Por Francis Juliano e Juliana Almirante | Fotos: Marcela Gelinski

'O efeito estético não interessa à cirurgia bariátrica', explica cirurgião Marcelo Zollinger
Em entrevista à Coluna Saúde do Bahia Notícias, o cirurgião bariátrico Marcelo Zollinger, uma das referências no Brasil do procedimento, explica os principais detalhes da operação e quem está apto a realizá-la. "A cirurgia bariátrica é um procedimento complexo, que precisa de uma equipe multidisciplinar muito bem alinhada”, define o médico, que atua no Hospital da Bahia. “Eu acho que o paciente que está pensando que a cirurgia vai resolver todos os seus males está enganado.

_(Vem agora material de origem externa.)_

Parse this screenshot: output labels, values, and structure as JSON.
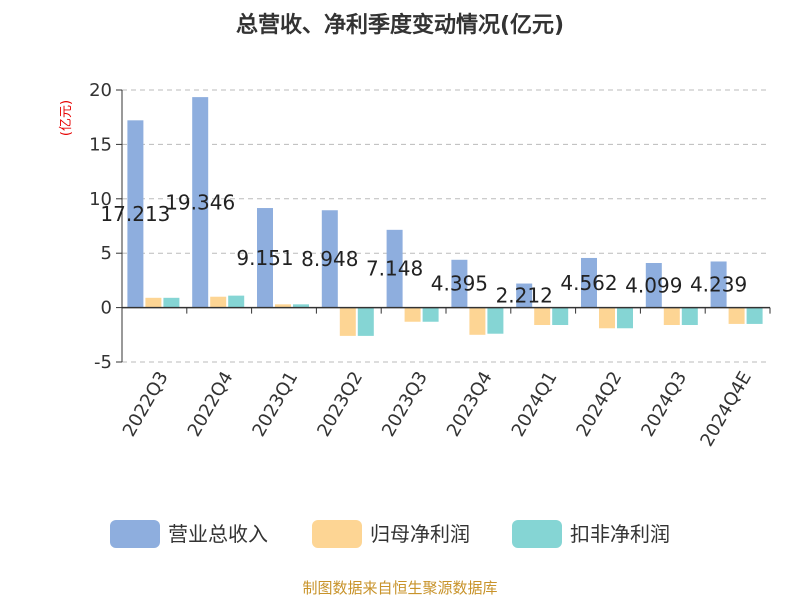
{
  "chart_data": {
    "type": "bar",
    "title": "总营收、净利季度变动情况(亿元)",
    "ylabel": "(亿元)",
    "ylim": [
      -5,
      20
    ],
    "yticks": [
      -5,
      0,
      5,
      10,
      15,
      20
    ],
    "categories": [
      "2022Q3",
      "2022Q4",
      "2023Q1",
      "2023Q2",
      "2023Q3",
      "2023Q4",
      "2024Q1",
      "2024Q2",
      "2024Q3",
      "2024Q4E"
    ],
    "series": [
      {
        "name": "营业总收入",
        "color": "#8eaede",
        "values": [
          17.213,
          19.346,
          9.151,
          8.948,
          7.148,
          4.395,
          2.212,
          4.562,
          4.099,
          4.239
        ],
        "labels": [
          "17.213",
          "19.346",
          "9.151",
          "8.948",
          "7.148",
          "4.395",
          "2.212",
          "4.562",
          "4.099",
          "4.239"
        ]
      },
      {
        "name": "归母净利润",
        "color": "#fdd594",
        "values": [
          0.9,
          1.0,
          0.3,
          -2.6,
          -1.3,
          -2.5,
          -1.6,
          -1.9,
          -1.6,
          -1.5
        ]
      },
      {
        "name": "扣非净利润",
        "color": "#85d5d4",
        "values": [
          0.9,
          1.1,
          0.3,
          -2.6,
          -1.3,
          -2.4,
          -1.6,
          -1.9,
          -1.6,
          -1.5
        ]
      }
    ],
    "grid": true,
    "legend_position": "bottom"
  },
  "colors": {
    "ylabel": "#e60000",
    "source": "#c8932a",
    "axis": "#333333",
    "grid": "#bbbbbb"
  },
  "source_text": "制图数据来自恒生聚源数据库"
}
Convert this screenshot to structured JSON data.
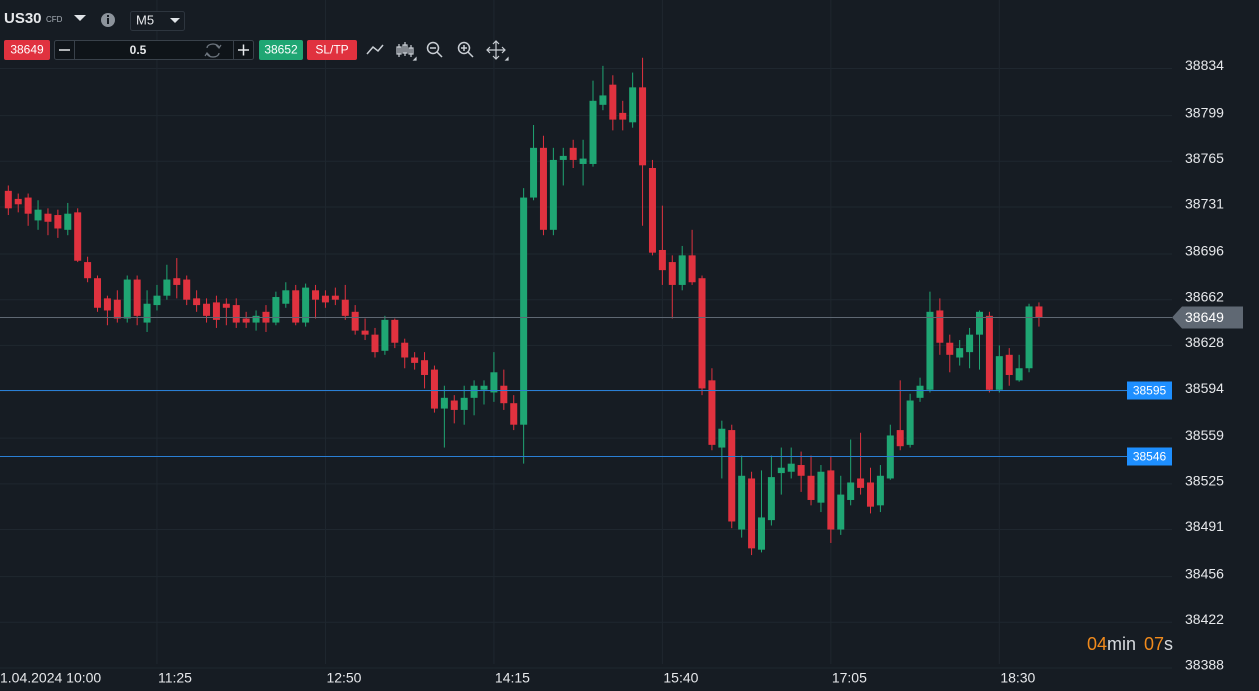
{
  "toolbar": {
    "symbol": "US30",
    "badge": "CFD",
    "timeframe": "M5",
    "bid": 38649,
    "lots": 0.5,
    "ask": 38652,
    "sltp": "SL/TP"
  },
  "timer": {
    "minutes": "04",
    "min_unit": "min",
    "seconds": "07",
    "sec_unit": "s"
  },
  "chart_data": {
    "type": "candlestick",
    "categories": [
      "1.04.2024 10:00",
      null,
      null,
      null,
      null,
      null,
      null,
      null,
      null,
      null,
      null,
      null,
      null,
      null,
      null,
      null,
      null,
      "11:25",
      null,
      null,
      null,
      null,
      null,
      null,
      null,
      null,
      null,
      null,
      null,
      null,
      null,
      null,
      null,
      null,
      "12:50",
      null,
      null,
      null,
      null,
      null,
      null,
      null,
      null,
      null,
      null,
      null,
      null,
      null,
      null,
      null,
      null,
      "14:15",
      null,
      null,
      null,
      null,
      null,
      null,
      null,
      null,
      null,
      null,
      null,
      null,
      null,
      null,
      null,
      null,
      "15:40",
      null,
      null,
      null,
      null,
      null,
      null,
      null,
      null,
      null,
      null,
      null,
      null,
      null,
      null,
      null,
      null,
      "17:05",
      null,
      null,
      null,
      null,
      null,
      null,
      null,
      null,
      null,
      null,
      null,
      null,
      null,
      null,
      null,
      null,
      "18:30",
      null,
      null,
      null,
      null
    ],
    "open": [
      null,
      null,
      38743,
      38737,
      38738,
      38721,
      38726,
      38725,
      38714,
      38727,
      38690,
      38678,
      38663,
      38662,
      38648,
      38677,
      38645,
      38658,
      38665,
      38678,
      38677,
      38663,
      38659,
      38660,
      38659,
      38658,
      38648,
      38645,
      38653,
      38645,
      38659,
      38669,
      38645,
      38669,
      38665,
      38665,
      38662,
      38653,
      38639,
      38636,
      38624,
      38647,
      38630,
      38619,
      38617,
      38610,
      38581,
      38587,
      38580,
      38589,
      38595,
      38593,
      38598,
      38585,
      38569,
      38738,
      38775,
      38714,
      38766,
      38775,
      38763,
      38763,
      38807,
      38822,
      38801,
      38794,
      38820,
      38760,
      38699,
      38690,
      38673,
      38695,
      38678,
      38602,
      38552,
      38565,
      38491,
      38529,
      38476,
      38498,
      38533,
      38534,
      38539,
      38531,
      38511,
      38535,
      38491,
      38513,
      38529,
      38526,
      38509,
      38529,
      38565,
      38554,
      38589,
      38595,
      38654,
      38630,
      38619,
      38623,
      38636,
      38650,
      38595,
      38621,
      38602,
      38611,
      38657
    ],
    "high": [
      null,
      null,
      38747,
      38741,
      38741,
      38736,
      38730,
      38729,
      38734,
      38730,
      38694,
      38680,
      38665,
      38669,
      38680,
      38680,
      38669,
      38673,
      38688,
      38693,
      38680,
      38669,
      38663,
      38665,
      38663,
      38663,
      38653,
      38654,
      38658,
      38668,
      38675,
      38673,
      38674,
      38673,
      38669,
      38671,
      38673,
      38658,
      38648,
      38641,
      38650,
      38648,
      38633,
      38623,
      38623,
      38613,
      38598,
      38591,
      38598,
      38602,
      38602,
      38623,
      38610,
      38591,
      38745,
      38792,
      38784,
      38775,
      38775,
      38781,
      38781,
      38825,
      38836,
      38829,
      38810,
      38831,
      38842,
      38766,
      38732,
      38695,
      38702,
      38714,
      38680,
      38611,
      38572,
      38569,
      38546,
      38534,
      38535,
      38546,
      38552,
      38552,
      38549,
      38546,
      38539,
      38545,
      38531,
      38558,
      38563,
      38537,
      38539,
      38569,
      38602,
      38592,
      38604,
      38668,
      38663,
      38636,
      38632,
      38641,
      38654,
      38653,
      38628,
      38626,
      38621,
      38659,
      38660
    ],
    "low": [
      null,
      null,
      38725,
      38727,
      38717,
      38714,
      38710,
      38708,
      38710,
      38690,
      38675,
      38653,
      38643,
      38645,
      38645,
      38643,
      38638,
      38654,
      38662,
      38663,
      38658,
      38653,
      38645,
      38641,
      38643,
      38641,
      38641,
      38639,
      38638,
      38643,
      38656,
      38643,
      38642,
      38648,
      38656,
      38658,
      38647,
      38636,
      38632,
      38619,
      38621,
      38626,
      38611,
      38610,
      38596,
      38578,
      38552,
      38570,
      38569,
      38576,
      38584,
      38586,
      38580,
      38565,
      38540,
      38736,
      38710,
      38710,
      38747,
      38760,
      38747,
      38761,
      38803,
      38788,
      38788,
      38790,
      38717,
      38695,
      38673,
      38648,
      38669,
      38673,
      38591,
      38550,
      38529,
      38492,
      38485,
      38472,
      38474,
      38494,
      38517,
      38529,
      38519,
      38509,
      38504,
      38481,
      38487,
      38509,
      38517,
      38503,
      38504,
      38528,
      38550,
      38552,
      38586,
      38593,
      38621,
      38608,
      38613,
      38611,
      38610,
      38593,
      38593,
      38598,
      38601,
      38608,
      38642
    ],
    "close": [
      null,
      null,
      38730,
      38733,
      38726,
      38729,
      38720,
      38715,
      38726,
      38691,
      38678,
      38656,
      38654,
      38648,
      38677,
      38650,
      38659,
      38665,
      38677,
      38673,
      38662,
      38658,
      38650,
      38647,
      38656,
      38645,
      38645,
      38650,
      38645,
      38664,
      38669,
      38645,
      38671,
      38662,
      38660,
      38662,
      38650,
      38639,
      38636,
      38623,
      38647,
      38630,
      38619,
      38615,
      38606,
      38581,
      38589,
      38580,
      38589,
      38598,
      38598,
      38608,
      38585,
      38569,
      38738,
      38775,
      38714,
      38766,
      38769,
      38766,
      38767,
      38810,
      38814,
      38796,
      38796,
      38820,
      38762,
      38697,
      38684,
      38673,
      38695,
      38675,
      38596,
      38554,
      38566,
      38497,
      38531,
      38477,
      38500,
      38530,
      38537,
      38540,
      38531,
      38513,
      38534,
      38491,
      38517,
      38526,
      38522,
      38508,
      38531,
      38561,
      38553,
      38587,
      38598,
      38653,
      38630,
      38621,
      38626,
      38636,
      38653,
      38595,
      38620,
      38606,
      38611,
      38657,
      38649
    ],
    "up_color": "#1fa673",
    "down_color": "#e0323f",
    "ylim": [
      38385,
      38885
    ],
    "yticks": [
      38834,
      38799,
      38765,
      38731,
      38696,
      38662,
      38628,
      38594,
      38559,
      38525,
      38491,
      38456,
      38422,
      38388
    ],
    "grid": true,
    "price_lines": [
      38595,
      38546
    ],
    "price_line_color": "#2a7fd4",
    "current_price": 38649,
    "current_price_color": "#5f6873"
  }
}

A cirurgia bariátrica depende fundamentalmente de um esforço grande para que ele passe a mudar a vida”, afirma Zollinger. De acordo com o especialista, o paciente que passa pelo procedimento deve fazer exercício pelo resto da vida e ter uma alimentação saudável. “Ele não vai abdicar o prazer de comer, mas terá que qualificar e quantificar a alimentação de acordo com o grau de exercícios que pratique, para não engordar de novo”, completa. O médico também delineia o perfil de pessoas que estão aptas a se submeter à cirurgia bariátrica, que segundo ele, estatisticamente, tem o risco de complicações graves de 1 a 1,2%. “Isso significa que entre 100 doentes um terá uma complicação grave, que pode até terminar em óbito, mas que também pode-se resgatar”, esclareceu. 
 

 
Bahia Notícias – Quem deve fazer a cirurgia bariátrica?
 
Marcelo Zollinger – A cirurgia bariátrica exige um padrão de obesidade. A obesidade pode ser dividida nos graus 1, 2 e 3, baseados em vários parâmetros de aferição. O que nós estamos acostumados, em consenso com o Ministério da Saúde e as operadoras e convênios, para obter a liberação para o procedimento cirúrgico, é o índice de massa corpórea, que não é o mais fidedigno da qualidade da obesidade, ou seja, da disposição da obesidade no corpo. O índice de massa corpórea é uma relação entre o peso e a altura. Mas isso nos dá uma ideia muito clara da obesidade dividida nos graus 1, 2 e 3. Em primeiro lugar, pacientes com índice de massa corpórea (IMC) acima de 40 que tentaram emagrecer pelas vias tradicionais por mais de dois anos são passíveis de cirurgia. Pacientes com IMC entre 35 e 40 precisam ter, além de tentado durante dois anos emagrecer pelas vias tradicionais, com dieta, endocrinologista, nutricionista, algumas medicações, eles precisam ter alguma comorbidade diagnosticada e fundamentada. Ou seja ele precisaria ter hipertensão ou diabetes ou apneia do sono ou algum problema de hérnia de disco, enfim, algum problema que justifique o procedimento. 
 
BN – Um hipertenso pode fazer a cirurgia?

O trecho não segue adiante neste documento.